Au moment où s'ouvre le débat sur la prochaine Loi de programmation militaire et le prochain Livre Blanc de la Défense (le dernier remontant à 1994), les difficultés rencontrées par les Américains en Irak depuis 2003 et par les Israéliens lors de la dernière campagne de l'été 2006 contre le Hezbollah ont suscité l'émergence, au sein des cercles français de réflexion stratégique, d'idées qui nous paraissent dangereuses pour l'avenir de nos armées.Ces analyses, venant d'experts militaires et civils dont la compétence ne saurait être remise en cause, mêlent des faits établis et des constats stratégiques incontestables à des postulats géopolitiques erronés. Il en découle des conclusions pour partie justes, pour partie fausses, avec les choix majeurs que cela pourrait impliquer pour notre outil militaire. Or deux ou trois leçons militaires tirées d'exemples particuliers ne peuvent faire office de nouvelle doctrine. Et si tel devait être le cas, la France pourrait s'exposer à de graves menaces dans les prochaines décennies.
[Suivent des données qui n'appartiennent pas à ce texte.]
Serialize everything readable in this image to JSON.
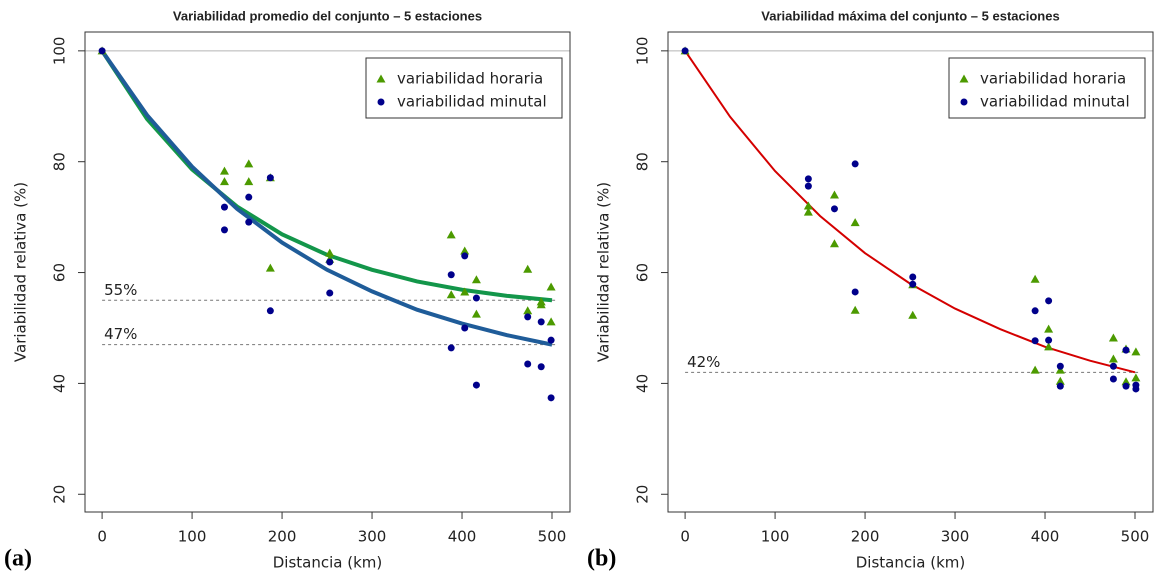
{
  "chart_data": [
    {
      "type": "scatter",
      "title": "Variabilidad promedio del conjunto – 5 estaciones",
      "panel_label": "(a)",
      "x_label": "Distancia (km)",
      "y_label": "Variabilidad relativa (%)",
      "xlim": [
        -19,
        520
      ],
      "ylim": [
        16.8,
        103.4
      ],
      "xticks": [
        0,
        100,
        200,
        300,
        400,
        500
      ],
      "yticks": [
        20,
        40,
        60,
        80,
        100
      ],
      "hlines": [
        100
      ],
      "legend": "topright",
      "series": [
        {
          "name": "variabilidad horaria",
          "color": "#4c9a00",
          "marker": "triangle",
          "x": [
            0,
            136,
            136,
            163,
            163,
            187,
            187,
            253,
            253,
            388,
            388,
            403,
            403,
            416,
            416,
            473,
            473,
            488,
            488,
            499,
            499
          ],
          "values": [
            100,
            78.3,
            76.4,
            79.6,
            76.4,
            77.1,
            60.8,
            63.5,
            62.4,
            66.8,
            56,
            63.9,
            56.5,
            58.7,
            52.5,
            60.6,
            53.1,
            54.7,
            54.2,
            57.4,
            51.1
          ]
        },
        {
          "name": "variabilidad minutal",
          "color": "#00008b",
          "marker": "circle",
          "x": [
            0,
            136,
            136,
            163,
            163,
            187,
            187,
            253,
            253,
            388,
            388,
            403,
            403,
            416,
            416,
            473,
            473,
            488,
            488,
            499,
            499
          ],
          "values": [
            100,
            71.8,
            67.7,
            73.6,
            69.1,
            77.1,
            53.1,
            61.9,
            56.3,
            59.6,
            46.4,
            63,
            50,
            55.4,
            39.7,
            52,
            43.5,
            51.1,
            43,
            47.8,
            37.4
          ]
        }
      ],
      "curves": [
        {
          "color": "#13964a",
          "x": [
            0,
            50,
            100,
            150,
            200,
            250,
            300,
            350,
            400,
            450,
            500
          ],
          "values": [
            100,
            87.7,
            78.6,
            71.9,
            66.9,
            63.2,
            60.5,
            58.4,
            56.9,
            55.8,
            55
          ]
        },
        {
          "color": "#1f5c99",
          "x": [
            0,
            50,
            100,
            150,
            200,
            250,
            300,
            350,
            400,
            450,
            500
          ],
          "values": [
            100,
            88.4,
            79.1,
            71.5,
            65.4,
            60.5,
            56.6,
            53.3,
            50.8,
            48.7,
            47
          ]
        }
      ],
      "reference_lines": [
        {
          "value": 55,
          "label": "55%"
        },
        {
          "value": 47,
          "label": "47%"
        }
      ]
    },
    {
      "type": "scatter",
      "title": "Variabilidad máxima del conjunto – 5 estaciones",
      "panel_label": "(b)",
      "x_label": "Distancia (km)",
      "y_label": "Variabilidad relativa (%)",
      "xlim": [
        -19,
        520
      ],
      "ylim": [
        16.8,
        103.4
      ],
      "xticks": [
        0,
        100,
        200,
        300,
        400,
        500
      ],
      "yticks": [
        20,
        40,
        60,
        80,
        100
      ],
      "hlines": [
        100
      ],
      "legend": "topright",
      "series": [
        {
          "name": "variabilidad horaria",
          "color": "#4c9a00",
          "marker": "triangle",
          "x": [
            0,
            137,
            137,
            166,
            166,
            189,
            189,
            253,
            253,
            389,
            389,
            404,
            404,
            417,
            417,
            476,
            476,
            490,
            490,
            501,
            501
          ],
          "values": [
            100,
            72,
            70.9,
            74,
            65.2,
            69,
            53.2,
            57.8,
            52.3,
            58.8,
            42.4,
            49.8,
            46.6,
            42.4,
            40.4,
            48.2,
            44.4,
            46.2,
            40.3,
            45.7,
            41
          ]
        },
        {
          "name": "variabilidad minutal",
          "color": "#00008b",
          "marker": "circle",
          "x": [
            0,
            137,
            137,
            166,
            189,
            189,
            253,
            253,
            389,
            389,
            404,
            404,
            417,
            417,
            476,
            476,
            490,
            490,
            501,
            501
          ],
          "values": [
            100,
            76.9,
            75.6,
            71.5,
            79.6,
            56.5,
            59.2,
            57.9,
            53.1,
            47.7,
            54.9,
            47.8,
            43.1,
            39.5,
            43.1,
            40.8,
            46,
            39.5,
            39.7,
            39
          ]
        }
      ],
      "curves": [
        {
          "color": "#d40000",
          "x": [
            0,
            50,
            100,
            150,
            200,
            250,
            300,
            350,
            400,
            450,
            500
          ],
          "values": [
            100,
            88.1,
            78.3,
            70.2,
            63.5,
            58,
            53.5,
            49.8,
            46.6,
            44.1,
            42
          ]
        }
      ],
      "reference_lines": [
        {
          "value": 42,
          "label": "42%"
        }
      ]
    }
  ]
}
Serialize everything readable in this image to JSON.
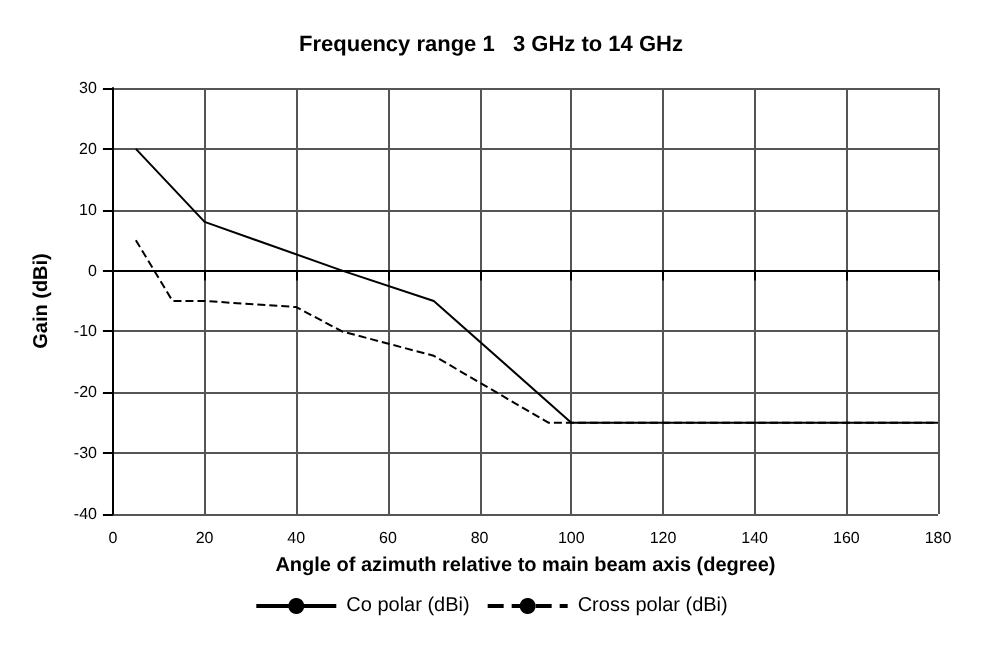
{
  "chart_data": {
    "type": "line",
    "title": "Frequency range 1   3 GHz to 14 GHz",
    "xlabel": "Angle of azimuth relative to main beam axis (degree)",
    "ylabel": "Gain (dBi)",
    "xlim": [
      0,
      180
    ],
    "xticks": [
      0,
      20,
      40,
      60,
      80,
      100,
      120,
      140,
      160,
      180
    ],
    "ylim": [
      -40,
      30
    ],
    "yticks": [
      -40,
      -30,
      -20,
      -10,
      0,
      10,
      20,
      30
    ],
    "grid": true,
    "legend": "bottom",
    "marker": "none",
    "series": [
      {
        "name": "Co polar (dBi)",
        "color": "#000000",
        "line_style": "solid",
        "x": [
          5,
          20,
          50,
          70,
          100,
          180
        ],
        "values": [
          20,
          8,
          0,
          -5,
          -25,
          -25
        ]
      },
      {
        "name": "Cross polar (dBi)",
        "color": "#000000",
        "line_style": "dashed",
        "x": [
          5,
          13,
          20,
          40,
          50,
          70,
          95,
          180
        ],
        "values": [
          5,
          -5,
          -5,
          -6,
          -10,
          -14,
          -25,
          -25
        ]
      }
    ]
  }
}
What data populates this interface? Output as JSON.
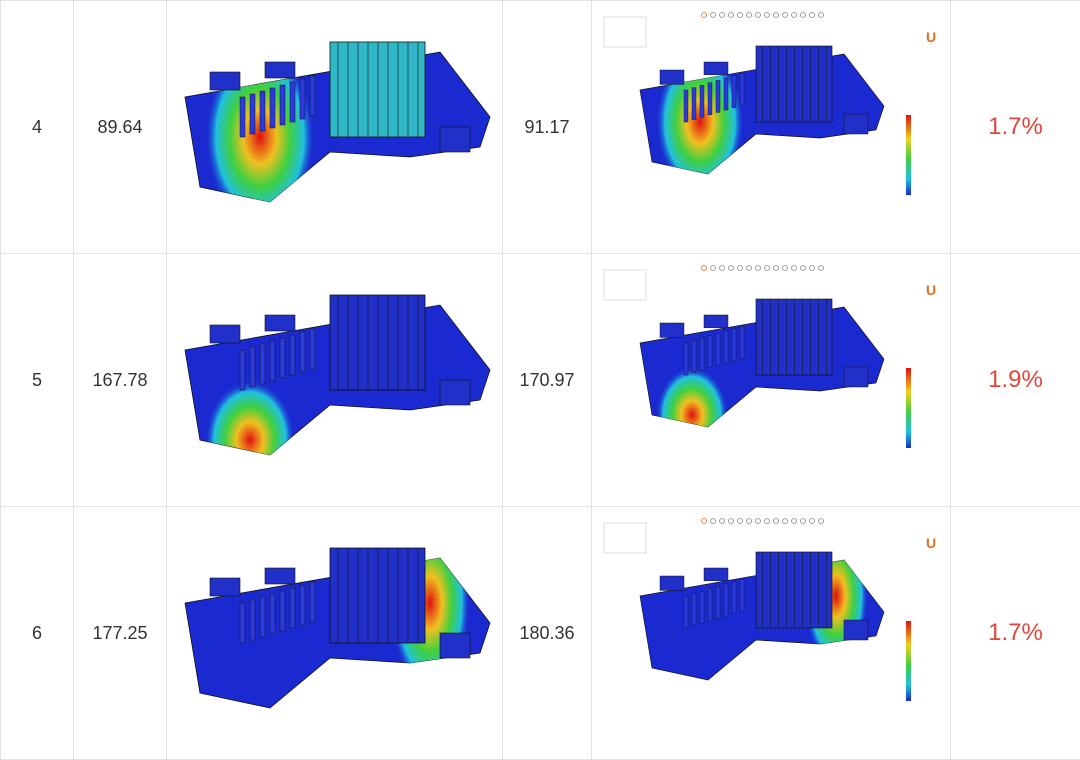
{
  "table": {
    "rows": [
      [
        "4",
        "89.64",
        "91.17",
        "1.7%"
      ],
      [
        "5",
        "167.78",
        "170.97",
        "1.9%"
      ],
      [
        "6",
        "177.25",
        "180.36",
        "1.7%"
      ]
    ]
  }
}
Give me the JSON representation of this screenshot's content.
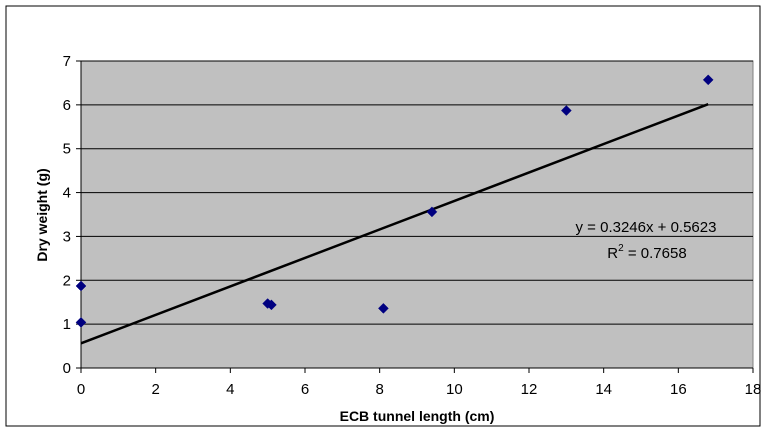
{
  "chart_data": {
    "type": "scatter",
    "title": "",
    "xlabel": "ECB tunnel length (cm)",
    "ylabel": "Dry weight (g)",
    "xlim": [
      0,
      18
    ],
    "ylim": [
      0,
      7
    ],
    "x_ticks": [
      "0",
      "2",
      "4",
      "6",
      "8",
      "10",
      "12",
      "14",
      "16",
      "18"
    ],
    "y_ticks": [
      "0",
      "1",
      "2",
      "3",
      "4",
      "5",
      "6",
      "7"
    ],
    "grid": "horizontal",
    "plot_background": "#c0c0c0",
    "marker_color": "#000080",
    "series": [
      {
        "x": [
          0,
          0,
          5.0,
          5.1,
          8.1,
          9.4,
          13.0,
          16.8
        ],
        "y": [
          1.87,
          1.04,
          1.47,
          1.44,
          1.36,
          3.56,
          5.87,
          6.57
        ]
      }
    ],
    "trendline": {
      "slope": 0.3246,
      "intercept": 0.5623,
      "x_range": [
        0,
        16.8
      ],
      "color": "#000000"
    },
    "annotations": {
      "equation": "y = 0.3246x + 0.5623",
      "r2_prefix": "R",
      "r2_sup": "2",
      "r2_value": " = 0.7658"
    }
  }
}
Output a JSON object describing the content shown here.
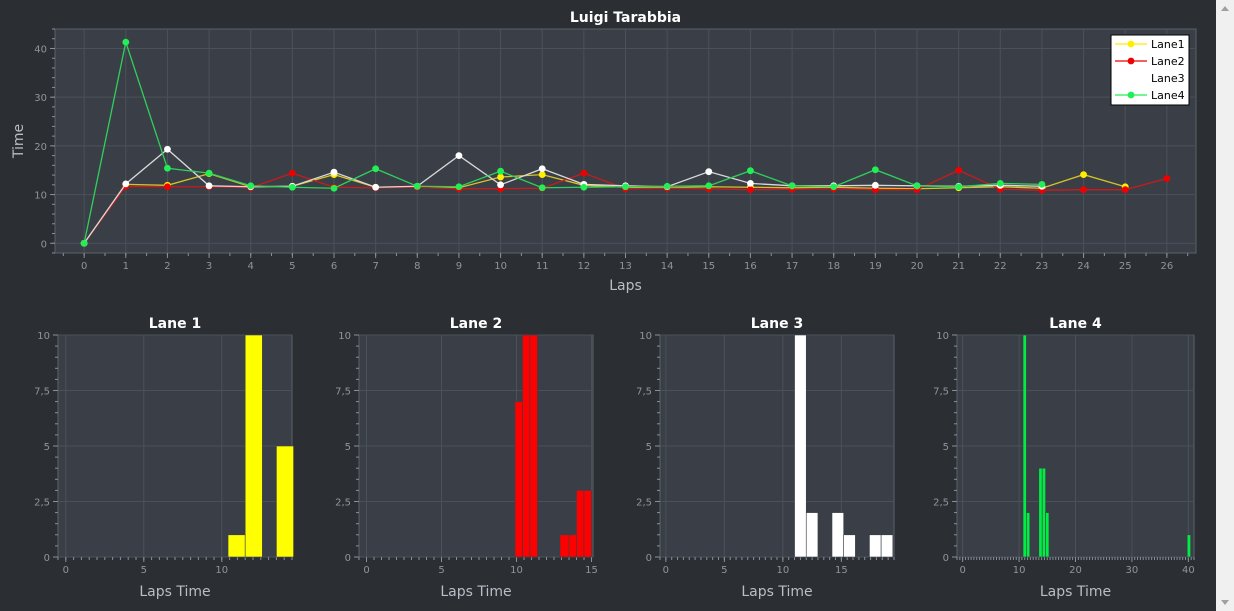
{
  "chart_data": [
    {
      "type": "line",
      "title": "Luigi Tarabbia",
      "xlabel": "Laps",
      "ylabel": "Time",
      "xlim": [
        -0.7,
        26.7
      ],
      "ylim": [
        -2,
        44
      ],
      "xticks": [
        0,
        1,
        2,
        3,
        4,
        5,
        6,
        7,
        8,
        9,
        10,
        11,
        12,
        13,
        14,
        15,
        16,
        17,
        18,
        19,
        20,
        21,
        22,
        23,
        24,
        25,
        26
      ],
      "yticks": [
        0,
        10,
        20,
        30,
        40
      ],
      "legend_position": "top-right",
      "series": [
        {
          "name": "Lane1",
          "color": "#ffee00",
          "x": [
            0,
            1,
            2,
            3,
            4,
            5,
            6,
            7,
            8,
            9,
            10,
            11,
            12,
            13,
            14,
            15,
            16,
            17,
            18,
            19,
            20,
            21,
            22,
            23,
            24,
            25
          ],
          "values": [
            0,
            12.1,
            11.9,
            14.3,
            11.6,
            11.7,
            14.1,
            11.5,
            11.6,
            11.4,
            13.6,
            14.1,
            11.9,
            11.5,
            11.4,
            11.6,
            11.5,
            11.4,
            11.5,
            11.3,
            11.2,
            11.4,
            11.6,
            11.3,
            14.1,
            11.6
          ]
        },
        {
          "name": "Lane2",
          "color": "#ee0000",
          "x": [
            0,
            1,
            2,
            3,
            4,
            5,
            6,
            7,
            8,
            9,
            10,
            11,
            12,
            13,
            14,
            15,
            16,
            17,
            18,
            19,
            20,
            21,
            22,
            23,
            24,
            25,
            26
          ],
          "values": [
            0,
            11.7,
            11.6,
            11.6,
            11.4,
            14.4,
            11.5,
            11.4,
            11.5,
            11.2,
            11.2,
            11.3,
            14.4,
            11.2,
            11.3,
            11.2,
            11.0,
            11.1,
            11.2,
            11.0,
            11.0,
            15.0,
            11.1,
            10.9,
            11.0,
            11.0,
            13.3
          ]
        },
        {
          "name": "Lane3",
          "color": "#ffffff",
          "x": [
            0,
            1,
            2,
            3,
            4,
            5,
            6,
            7,
            8,
            9,
            10,
            11,
            12,
            13,
            14,
            15,
            16,
            17,
            18,
            19,
            20,
            21,
            22,
            23
          ],
          "values": [
            0,
            12.2,
            19.3,
            11.8,
            11.6,
            11.7,
            14.6,
            11.5,
            11.7,
            18.0,
            12.0,
            15.3,
            12.1,
            11.8,
            11.6,
            14.7,
            12.3,
            11.8,
            11.8,
            11.9,
            11.8,
            11.7,
            11.9,
            11.7
          ]
        },
        {
          "name": "Lane4",
          "color": "#22ee55",
          "x": [
            0,
            1,
            2,
            3,
            4,
            5,
            6,
            7,
            8,
            9,
            10,
            11,
            12,
            13,
            14,
            15,
            16,
            17,
            18,
            19,
            20,
            21,
            22,
            23
          ],
          "values": [
            0,
            41.3,
            15.4,
            14.4,
            11.8,
            11.5,
            11.3,
            15.3,
            11.7,
            11.6,
            14.8,
            11.4,
            11.5,
            11.6,
            11.7,
            11.8,
            14.9,
            11.8,
            11.6,
            15.1,
            11.8,
            11.6,
            12.3,
            12.1
          ]
        }
      ]
    },
    {
      "type": "bar",
      "title": "Lane 1",
      "xlabel": "Laps Time",
      "ylabel": "",
      "color": "#ffff00",
      "xlim": [
        -0.5,
        14.5
      ],
      "ylim": [
        0,
        10
      ],
      "xticks": [
        0,
        5,
        10
      ],
      "yticks": [
        0,
        2.5,
        5,
        7.5,
        10
      ],
      "ytick_labels": [
        "0",
        "2,5",
        "5",
        "7,5",
        "10"
      ],
      "bins": [
        [
          10.4,
          11.5,
          1
        ],
        [
          11.5,
          12.6,
          10
        ],
        [
          13.5,
          14.6,
          5
        ]
      ]
    },
    {
      "type": "bar",
      "title": "Lane 2",
      "xlabel": "Laps Time",
      "ylabel": "",
      "color": "#ff0000",
      "xlim": [
        -0.5,
        15.1
      ],
      "ylim": [
        0,
        10
      ],
      "xticks": [
        0,
        5,
        10,
        15
      ],
      "yticks": [
        0,
        2.5,
        5,
        7.5,
        10
      ],
      "ytick_labels": [
        "0",
        "2,5",
        "5",
        "7,5",
        "10"
      ],
      "bins": [
        [
          9.9,
          10.4,
          7
        ],
        [
          10.4,
          10.9,
          10
        ],
        [
          10.9,
          11.4,
          10
        ],
        [
          12.9,
          13.5,
          1
        ],
        [
          13.5,
          14.0,
          1
        ],
        [
          14.0,
          14.5,
          3
        ],
        [
          14.5,
          15.0,
          3
        ]
      ]
    },
    {
      "type": "bar",
      "title": "Lane 3",
      "xlabel": "Laps Time",
      "ylabel": "",
      "color": "#ffffff",
      "xlim": [
        -0.5,
        19.5
      ],
      "ylim": [
        0,
        10
      ],
      "xticks": [
        0,
        5,
        10,
        15
      ],
      "yticks": [
        0,
        2.5,
        5,
        7.5,
        10
      ],
      "ytick_labels": [
        "0",
        "2,5",
        "5",
        "7,5",
        "10"
      ],
      "bins": [
        [
          11.0,
          12.0,
          10
        ],
        [
          12.0,
          13.0,
          2
        ],
        [
          14.2,
          15.2,
          2
        ],
        [
          15.2,
          16.2,
          1
        ],
        [
          17.4,
          18.4,
          1
        ],
        [
          18.4,
          19.4,
          1
        ]
      ]
    },
    {
      "type": "bar",
      "title": "Lane 4",
      "xlabel": "Laps Time",
      "ylabel": "",
      "color": "#00ee44",
      "xlim": [
        -1,
        41
      ],
      "ylim": [
        0,
        10
      ],
      "xticks": [
        0,
        10,
        20,
        30,
        40
      ],
      "yticks": [
        0,
        2.5,
        5,
        7.5,
        10
      ],
      "ytick_labels": [
        "0",
        "2,5",
        "5",
        "7,5",
        "10"
      ],
      "bins": [
        [
          10.7,
          11.3,
          10
        ],
        [
          11.3,
          11.9,
          2
        ],
        [
          13.5,
          14.1,
          4
        ],
        [
          14.1,
          14.7,
          4
        ],
        [
          14.7,
          15.3,
          2
        ],
        [
          39.8,
          40.4,
          1
        ]
      ]
    }
  ]
}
Des « nouvelles idées » dangereuses
Ces « nouvelles idées » qui se veulent révolutionnaires, et qui visent (c'est classique !) à ranger leurs adversaires dans le camp des hommes du passé, se trouvent résumées dans le passionnant ouvrage du général Rupert Smith, L'Utilité de la force (1).
La thèse de ce grand soldat britannique - qui s'illustra lors de la première guerre du Golfe en 1991 puis en Bosnie et en Irlande du Nord - est à la fois simple et efficace : nos modèles d'armées occidentales sont bâtis sur le paradigme de la guerre industrielle interétatique et ne sont donc plus adaptés à la réalité d'aujourd'hui - laquelle se réduit à la « guerre au milieu des populations ». L'ère nucléaire a enterré les conflits classiques entre États. C'est désormais au sein des populations que nous combattons, face à des acteurs non étatiques dotés d'une force morale supérieure à la nôtre, cette supériorité rendant inutile notre puissance de feu. Contre les insurgés irakiens ou les miliciens du Hezbollah, la pertinence de la force, telle que conçue à l'ère des guerres industrielles, est clairement posée. En effet, nos adversaires nous maintiennent en dessous du seuil d'utilité de nos systèmes d'armes. D'où la nécessité de repenser nos armées occidentales en faisant prévaloir l'objectif du contrôle sur celui de la destruction (donc de la puissance de feu). Entendez : en donnant la priorité à l'humain par rapport à la technologie.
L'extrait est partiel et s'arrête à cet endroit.